Puntuación
Reseña editorial
En 2014, Electric Wizard regresa con Time to Die, un álbum que reafirma el dominio británico en el doom metal más denso y claustrofóbico. Tras años de consolidación, la banda presenta riffs de guitarra envueltos en una atmósfera de ácido pegajoso, donde cada nota parece extraída de las entrañas de la tierra. El sonido es hipnótico y tóxico, un viaje sin escapatoria hacia la oscuridad más absoluta que define la propuesta de estos magos del pesimismo sonoro.
La producción aquí es fundamental: los bajos retumban como advertencias de catástrofe inminente mientras las voces se desvanecen en la niebla psicótica del mix. Candlemass y Skepticism navegan aguas similares, pero Electric Wizard excava más profundo en la podredumbre. La construcción lenta de cada tema es deliberada, casi torturante, rechazando cualquier concesión al entretenimiento fácil. Aquí el tiempo se dilata y cada riff se convierte en una pesadilla del cual no despiertas.
Lo que diferencia a Time to Die es su refusal a modernizarse. Mientras otros bandas del género flirtean con elementos contemporáneos, Electric Wizard se mantiene fiel a su receta de destrucción analógica. La comparación con The Plague Within es inevitable, pero donde Paradise Lost busca cierta elegancia melódica, estos británicos prefieren la asfixia pura.

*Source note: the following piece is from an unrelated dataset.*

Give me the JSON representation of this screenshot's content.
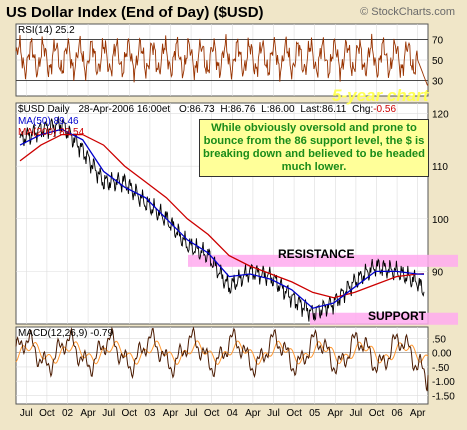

Este álbum no se vende fácilmente. Requiere estómago para sumergirse en sus aguas negras donde habitan riffs que parecen extraídos de rituales satánicos olvidados. Para devotos del doom más extremo y sin disimulos, Time to Die es ineludible: una declaración de intenciones que niega cualquier esperanza y abraza la decadencia como filosofía vital.